Domenico Giannattasio, Napoli 29/03/1924

Intervista realizzata in data 09/05/2003.                                                                                              

Signor Gannattasio lei è nato a Napoli?

No,[sorride] a Fuorigrotta, [aggiunge con orgoglio]

Signor Giannattasio, ora che mi capita spesso di avere per le mani libri scritti da fuorigrottesi, noto che si parla di Fuorigrotta con orgoglio e come di una cittadina, insomma altro da Napoli

Ed era proprio così,.eravamo contenti ed orgogliosi di vivere in una realtà tranquilla e tenuta bene. Quando per necessità andavamo al centro, dicevamo: "Vado a Napoli".

Perché dice per necessità?

Qua non c’erano negozi di abbigliamento. C’erano alimentari, la salumeria Panico, il ciabattino. C’era un solo grande negozio a piazza Leopardi "Tutto per tutti".

Quali erano i mestieri più diffusi?

C’era il ciabattino, il falegname, il salumiere...

Come si facevano pubblicità i negozi?

C’era il pazzariello, mi ricordo  che diceva: "Iate a chillu magazzin’ che sta rimpett’ ‘e croc’. Là truvat’ ‘o vin’ bbuon’"

Signor Giannattasio ha ricordo di feste popolari di quartiere o di rione?

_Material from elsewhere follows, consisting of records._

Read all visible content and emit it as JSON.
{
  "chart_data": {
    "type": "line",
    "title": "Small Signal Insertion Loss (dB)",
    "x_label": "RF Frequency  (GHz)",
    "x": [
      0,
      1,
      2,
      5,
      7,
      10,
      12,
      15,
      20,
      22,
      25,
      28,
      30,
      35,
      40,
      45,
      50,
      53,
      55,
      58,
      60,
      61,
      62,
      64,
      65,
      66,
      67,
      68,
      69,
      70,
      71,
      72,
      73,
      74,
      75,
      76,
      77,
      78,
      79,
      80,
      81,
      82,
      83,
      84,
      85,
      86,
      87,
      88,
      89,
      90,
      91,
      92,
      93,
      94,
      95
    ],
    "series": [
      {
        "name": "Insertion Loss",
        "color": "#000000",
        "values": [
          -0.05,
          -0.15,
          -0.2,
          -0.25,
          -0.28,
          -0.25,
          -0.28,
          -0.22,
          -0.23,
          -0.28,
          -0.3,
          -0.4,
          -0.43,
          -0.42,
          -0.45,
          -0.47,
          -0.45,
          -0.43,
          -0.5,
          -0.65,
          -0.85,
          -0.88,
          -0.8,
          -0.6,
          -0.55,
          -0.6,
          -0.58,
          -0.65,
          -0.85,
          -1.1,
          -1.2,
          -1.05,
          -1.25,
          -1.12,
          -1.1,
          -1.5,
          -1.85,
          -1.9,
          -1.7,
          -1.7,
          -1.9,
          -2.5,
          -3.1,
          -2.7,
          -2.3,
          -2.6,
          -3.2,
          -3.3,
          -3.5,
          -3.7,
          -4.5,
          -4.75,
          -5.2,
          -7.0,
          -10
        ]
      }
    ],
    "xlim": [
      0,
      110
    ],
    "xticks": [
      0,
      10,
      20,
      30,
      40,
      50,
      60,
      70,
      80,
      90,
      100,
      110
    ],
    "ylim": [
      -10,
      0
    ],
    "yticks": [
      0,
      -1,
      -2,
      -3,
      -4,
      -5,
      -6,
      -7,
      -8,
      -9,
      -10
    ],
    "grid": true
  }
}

No, però ci divertivamo lo stesso.  Alle tre croci c’era il teatro dei pupi; a pasquetta poi andavamo a piedi sui Camaldoli,  arrivavamo dove ora è il cimitero e poi su per i boschi, fino ai Camaldoli.

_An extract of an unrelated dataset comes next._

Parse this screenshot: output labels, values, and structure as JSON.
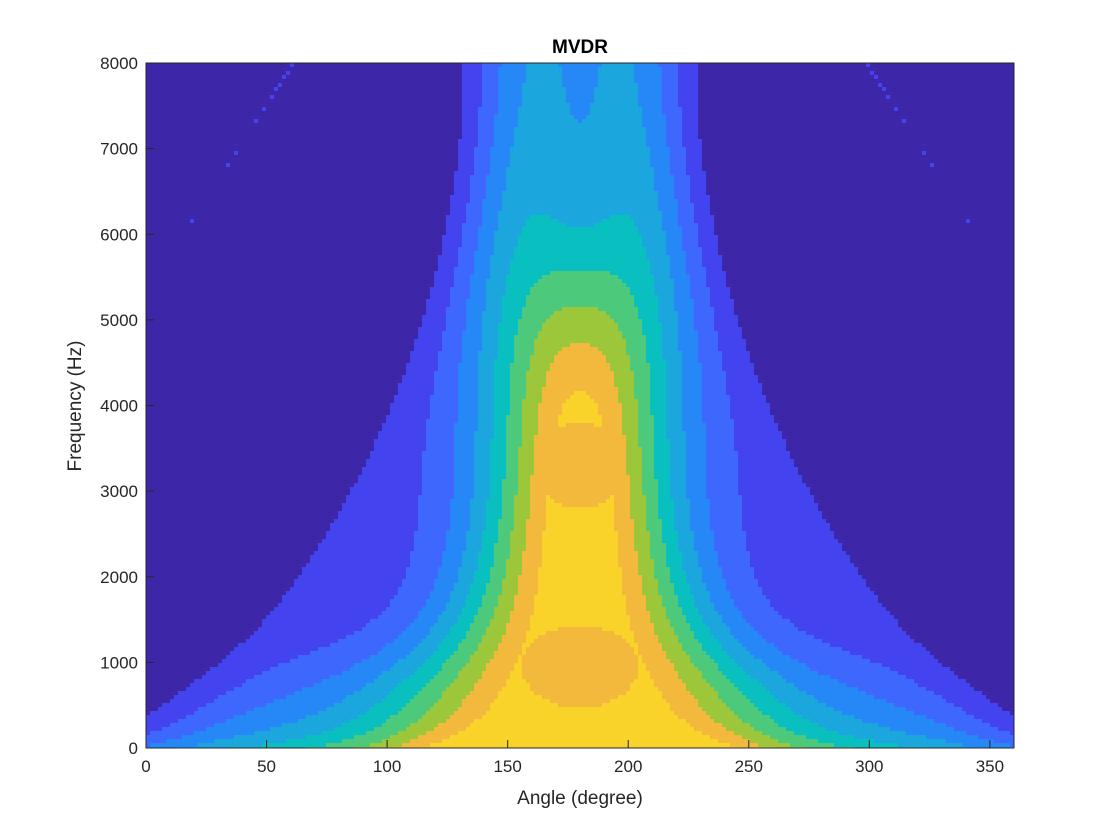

E cosa facevate, una volta arrivati?

Mangiavamo, giocavamo a pallone...

Il signor Amodio, ciabattino in via Cumana che abbiamo intervistato ieri, ci ha parlato delle esequie di Carnevale.

Si, ma io non ci andavo, era troppo simile ad una veglia funebre e mi impressionava.

E della benedizione dei cavalli a Sant’Antonio?

Quella si faceva a via Consalvo. Vede a Fuorigrotta eravamo organizzati un po' per clan, che poi corrispondevano ai rioni. Le distanze sembravano più grandi e non ci si spostava per andare da qui [via Lepanto] a via Consalvo, a meno che non si avessero animali da benedire. Tra i rioni c’era una certa rivalità; si giocava a calcio con i "Miraglia" contro i "Duca d’Aosta". Giocavamo con palle di gomma piccole in un campo recintato da filo spinato. Spesso il pallone finiva sul filo e si rompeva. Allora andavamo da "Barbetta" a comprarne un altro. Ne ha vendute di palle Barbetta!